Ao longo de todos estes anos houve quem muito contribuísse para a mudança do ambiente intelectual em Portugal no que respeita à visão sobre a UE. Mesmo no tempo em que o eurocepticismo estava nas margens do debate público em Portugal, sempre encontrámos em Eduardo Paz Ferreira – professor da Faculdade de Direito da Universidade de Lisboa e Presidente do Instituto Europeu – alguém que, através dos debates públicos que promoveu, deu voz e palco às nossas posições. É, assim, por amizade e por um princípio básico de reciprocidade, que celebramos o lançamento do seu livro "Da Europa de Schuman à não Europa de Merkel". Não esperem que todos concordemos com os seus conteúdos. Mas o debate é sempre melhor que o pensamento único.

4 comentários:

  1. E qual é a posição do autor? Defende a recuperação de vastos espaços de soberania nacional, uma participação crítica no processo de integração ou uma "insubordinação gradual, agnóstica quanto aos desfechos possíveis face às incertezas possíveis", seja lá o que for esta última?

    Ou seja, tem posições claras e firmes ou a grande crise internacional e europeia, ao contrário de outros companheiros de blog, o máximo que conseguiu foi levá-lo do europeismo de esquerda ingénuo para posições tíbias, complacentes e de meias-tintas (chamadas de "agnósticas" porque o ridículo ainda não mata) com a forte orientação neo-liberal e "merkeliana" que, depois como antes da crise, continua a formatar a construção europeia?

    ResponderEliminar
  2. Quanto ao futuro da humanidade, sou mesmo agnóstico. O reconhecimento pelo carácter fundamentalmente indeterminado do curso da história costuma fazer mais bem do que mal. Normalmente, são as certezas que matam, muito mais do que o ridículo.

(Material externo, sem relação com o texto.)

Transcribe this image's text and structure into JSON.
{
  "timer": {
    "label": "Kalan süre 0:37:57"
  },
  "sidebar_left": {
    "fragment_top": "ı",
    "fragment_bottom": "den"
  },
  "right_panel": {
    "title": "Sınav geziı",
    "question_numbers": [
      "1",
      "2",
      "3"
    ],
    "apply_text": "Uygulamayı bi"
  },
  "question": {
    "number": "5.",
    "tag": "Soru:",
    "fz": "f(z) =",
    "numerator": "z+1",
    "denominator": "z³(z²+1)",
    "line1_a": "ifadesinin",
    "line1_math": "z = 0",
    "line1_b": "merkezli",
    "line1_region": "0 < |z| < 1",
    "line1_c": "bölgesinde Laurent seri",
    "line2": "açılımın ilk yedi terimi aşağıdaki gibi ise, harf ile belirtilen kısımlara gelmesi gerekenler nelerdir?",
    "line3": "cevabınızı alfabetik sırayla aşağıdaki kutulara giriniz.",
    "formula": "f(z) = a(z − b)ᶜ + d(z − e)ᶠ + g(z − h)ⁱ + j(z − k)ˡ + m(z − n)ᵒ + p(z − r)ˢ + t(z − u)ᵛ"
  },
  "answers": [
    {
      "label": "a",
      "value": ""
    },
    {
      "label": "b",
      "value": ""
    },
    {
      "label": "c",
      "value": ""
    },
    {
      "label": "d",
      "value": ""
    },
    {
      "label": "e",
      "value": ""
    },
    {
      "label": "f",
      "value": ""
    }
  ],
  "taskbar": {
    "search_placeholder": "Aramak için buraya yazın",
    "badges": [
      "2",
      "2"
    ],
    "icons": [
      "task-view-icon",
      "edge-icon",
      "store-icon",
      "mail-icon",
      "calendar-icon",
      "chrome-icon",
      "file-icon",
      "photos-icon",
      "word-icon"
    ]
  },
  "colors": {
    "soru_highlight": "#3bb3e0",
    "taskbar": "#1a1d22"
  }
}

    Tendo em conta que ajudei a escrever isto
    http://ladroesdebicicletas.blogspot.pt/2014/03/ainda-sobre-ter-razao-antes-de-tempo.html

    há 17 anos e desde então tenho mantido essencialmente a mesma posição no que fui escrevendo e dizendo, não sei bem onde estão as posições de meias-tintas, complacentes e tíbias. Admito que o anónimo não conheça, mas se assim é deveria dar-se ao trabalho de ler antes de se pronunciar com tanta revolta.

    Por detrás do seu corajoso e determinado anonimato, deve ter, com certeza, posições mais claras e firmes. Nós é que não sabemos quais são.

    ResponderEliminar
  3. Caro R. P. Mamede:
    Este anónimo é «gato escondido com rabo de fora»?
    Quem frequenta o blog já o topa à légua.
    Umas vezes assina com abreviatura, outras é «corajosamente» anónimo.
    Ele esquece-se de que, quem perceber um pouco de textualidade da escrita sabe de quem se trata ao comparar a forma como escreve, as palavras usadas, a construção das frases, a lógica das ideias expressas.
    Há muito «naïve» no mundo, não é?

    ResponderEliminar
  4. Pois não sei quem é esse mesmo anónimo,embora me incomode solenemente as insinuações de manuel silva, como se dotado duma clarividência "suspeita" ou"tola" digamos assim sobre a identificação de tal anónimo.
    Suspeita porque fico intrigado como terá tantas certezas.
    Tola porque se não são certezas, será o quê?

    Em relação ao fundamental do texto, quero aqui, eu , humilde anónimo e remetido ao meu pobre nick ao qual sou tristemente fiel por convicção solene, prestar a minha homenagem e o meu agradecimento ao trabalho e às posições deste blog em geral e obviamente também a Ricardo Paes Mamede.
    Utilizei muitas citações do autor em muitas ocasiões. Concordei com muitas, não subscrevi outras.
    O que é certo é que estamos na mesma caminhada.